Preheat a nonstick skillet over medium-high heat.
Place the chicken in a medium bowl with the grill seasoning, fennel seeds, and half of the garlic. Pile the sun-dried tomatoes on top of each other in small stacks, then slice into thin strips. Coarsely chop the thin strips and add to the bowl. Stack the basil leaves together, then roll them up into a log. Shred the basil by thinly slicing the log (this makes a chiffonade). Add the basil to the bowl. Drizzle EVOO over the the ingredients together and form 4 patties, 3/4 thick. Cook for 5 to 6 minutes on each side in the preheated skillet.
Heat a second skillet over medium-high heat and pre-, heat the broiler, placing the top rack at least 6 inches from the heat.

To the hot skillet, add the 2 tablespoons of EVOO (twice around the pan), then the peppers and onions. Season the mixture with salt and pepper. Cook until just tender, about 6 to 7 minutes.

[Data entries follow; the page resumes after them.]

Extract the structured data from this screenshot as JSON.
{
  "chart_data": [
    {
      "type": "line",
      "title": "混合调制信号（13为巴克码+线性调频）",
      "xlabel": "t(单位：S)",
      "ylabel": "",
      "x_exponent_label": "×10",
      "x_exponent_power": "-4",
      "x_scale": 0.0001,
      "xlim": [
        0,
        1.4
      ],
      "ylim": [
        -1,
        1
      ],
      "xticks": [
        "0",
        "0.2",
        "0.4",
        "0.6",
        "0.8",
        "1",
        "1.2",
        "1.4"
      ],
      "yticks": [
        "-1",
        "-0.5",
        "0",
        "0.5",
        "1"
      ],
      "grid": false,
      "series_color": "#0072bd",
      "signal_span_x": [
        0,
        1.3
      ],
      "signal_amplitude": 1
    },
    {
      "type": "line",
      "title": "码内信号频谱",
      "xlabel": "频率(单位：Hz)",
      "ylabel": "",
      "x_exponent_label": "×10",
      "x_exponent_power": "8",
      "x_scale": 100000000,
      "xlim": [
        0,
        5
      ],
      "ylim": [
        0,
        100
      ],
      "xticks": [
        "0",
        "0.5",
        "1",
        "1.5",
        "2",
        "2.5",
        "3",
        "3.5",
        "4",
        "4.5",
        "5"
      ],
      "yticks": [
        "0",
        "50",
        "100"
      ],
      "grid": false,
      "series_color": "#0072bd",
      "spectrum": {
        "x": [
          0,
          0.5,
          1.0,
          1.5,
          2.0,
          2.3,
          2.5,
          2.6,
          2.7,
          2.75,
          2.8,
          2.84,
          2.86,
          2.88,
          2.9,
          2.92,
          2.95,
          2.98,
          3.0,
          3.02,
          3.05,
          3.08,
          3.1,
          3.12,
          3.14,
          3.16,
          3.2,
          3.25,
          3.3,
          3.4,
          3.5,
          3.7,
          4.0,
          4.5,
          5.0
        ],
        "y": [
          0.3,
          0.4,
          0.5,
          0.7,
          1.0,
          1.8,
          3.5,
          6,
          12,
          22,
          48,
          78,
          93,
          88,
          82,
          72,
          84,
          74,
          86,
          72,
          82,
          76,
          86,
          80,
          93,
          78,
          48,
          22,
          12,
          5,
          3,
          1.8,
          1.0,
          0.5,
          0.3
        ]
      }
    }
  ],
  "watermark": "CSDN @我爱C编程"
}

Toast the rolls on a broiler pan under the hot broiler. Place the remaining garlic and the butter in a small dish and microwave for 15 seconds on High to melt the butter. Brush the toasted roll tops with garlic butter and reserve. Leave the bun bottoms on the broiler pan.

Place the patties on the bun bottoms, then top with the peppers and onions and sliced Provolone cheese. Place the chicken sandwiches under the broiler again for 30 seconds to 1 minute to melt the cheese. Set the buttered tops in place and serve!

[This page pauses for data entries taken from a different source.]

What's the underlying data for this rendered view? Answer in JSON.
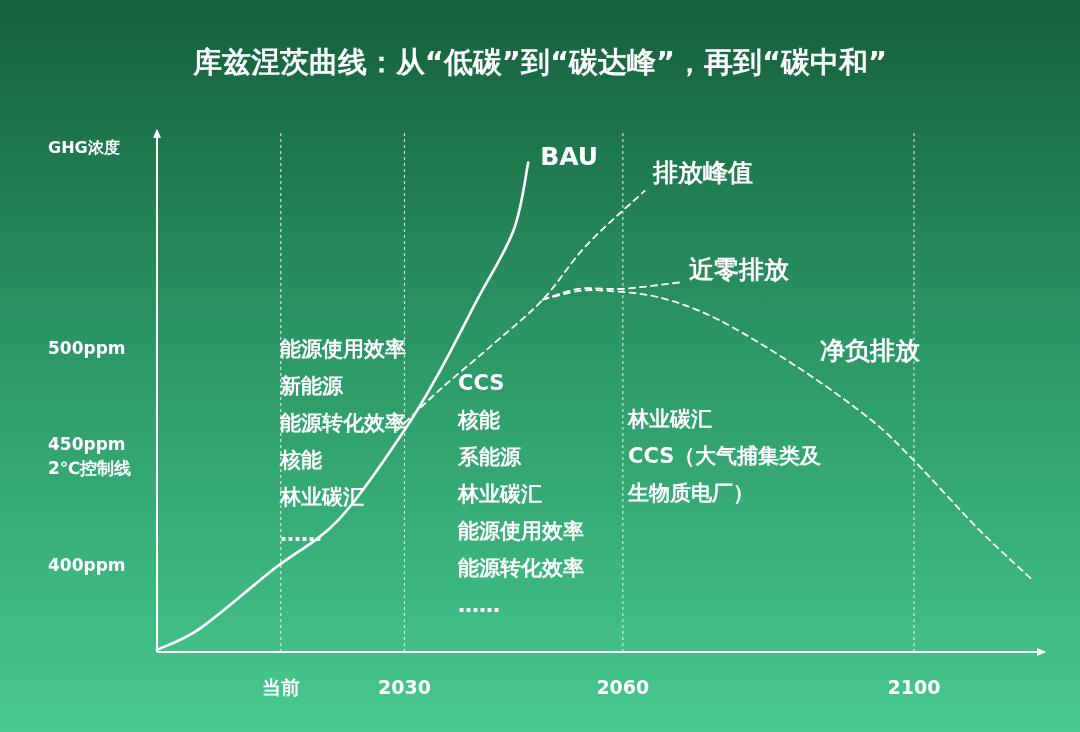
{
  "chart_data": {
    "type": "line",
    "title": "库兹涅茨曲线：从“低碳”到“碳达峰”，再到“碳中和”",
    "ylabel": "GHG浓度",
    "xlim": [
      1996,
      2118
    ],
    "ylim": [
      360,
      600
    ],
    "xticks": [
      {
        "value": 2013,
        "label": "当前"
      },
      2030,
      2060,
      2100
    ],
    "yticks": [
      {
        "value": 400,
        "label": "400ppm"
      },
      {
        "value": 450,
        "label": "450ppm\n2℃控制线"
      },
      {
        "value": 500,
        "label": "500ppm"
      }
    ],
    "grid": "x",
    "series": [
      {
        "name": "BAU",
        "color": "#ffffff",
        "line_style": "solid",
        "x": [
          1996,
          2002,
          2012,
          2021,
          2030,
          2035,
          2040,
          2045,
          2047
        ],
        "values": [
          361,
          371,
          398,
          421,
          462,
          490,
          522,
          554,
          585
        ]
      },
      {
        "name": "排放峰值",
        "color": "#ffffff",
        "line_style": "dashed",
        "x": [
          2029,
          2035,
          2042,
          2049,
          2055,
          2063
        ],
        "values": [
          462,
          481,
          501,
          522,
          547,
          572
        ]
      },
      {
        "name": "近零排放",
        "color": "#ffffff",
        "line_style": "dashed",
        "x": [
          2049,
          2054,
          2060,
          2068
        ],
        "values": [
          522,
          527,
          527,
          530
        ]
      },
      {
        "name": "净负排放",
        "color": "#ffffff",
        "line_style": "dashed",
        "x": [
          2049,
          2054,
          2058,
          2065,
          2073,
          2084,
          2094,
          2100,
          2109,
          2116
        ],
        "values": [
          522,
          526,
          526,
          523,
          513,
          491,
          467,
          448,
          416,
          394
        ]
      }
    ],
    "annotations": [
      "能源使用效率",
      "新能源",
      "能源转化效率",
      "核能",
      "林业碳汇",
      "……",
      "CCS",
      "核能",
      "系能源",
      "林业碳汇",
      "能源使用效率",
      "能源转化效率",
      "……",
      "林业碳汇",
      "CCS（大气捕集类及生物质电厂）"
    ]
  }
}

NOW TRY... Mini Chicken Sausage Meatballs

OMIT
Cubanelle peppers
Rolls
Butter
Provolone

ADD
1 pound gnocchi (potato dumplings) from the refrigerated or frozen foods section of the market
Crushed red pepper flakes
1 28-ounce can crushed tomatoes
1 8-ounce can tomato sauce
10 more leaves of fresh basil (1 cup or 20 leaves, total)
Grated Parmigiano-Reggiano or Romano cheese, to pass at the table
PREP CHANGE
Finely chop the onion rather than slice it

Preheat the oven to 400°F.
Make the chicken sausage as directed in the master recipe, reserving the basil leaves whole. Rather than form patties, roll the mixture into mini balls, 1-1/2 inches across, and arrange on a rimmed nonstick cookie sheet. Bake for 10 to 12 minutes, or until firm and lightly golden.
Bring a pot of water to a boil for the gnocchi. Season the water with salt, add the gnocchi, and cook according to the package directions. Drain.
Preheat a large skillet over medium heat. Add the 2 tablespoons of EVOO and the onions, remaining garlic, and crushed red pepper flakes. Cook for 6 to 7 minutes, stirring frequently. Stir in the tomatoes and tomato sauce and season with salt and pepper. Simmer over low heat. Stir in the basil leaves, whole or torn.
Toss the gnocchi and meatballs with the sauce and
serve with grated cheese to pass at the table.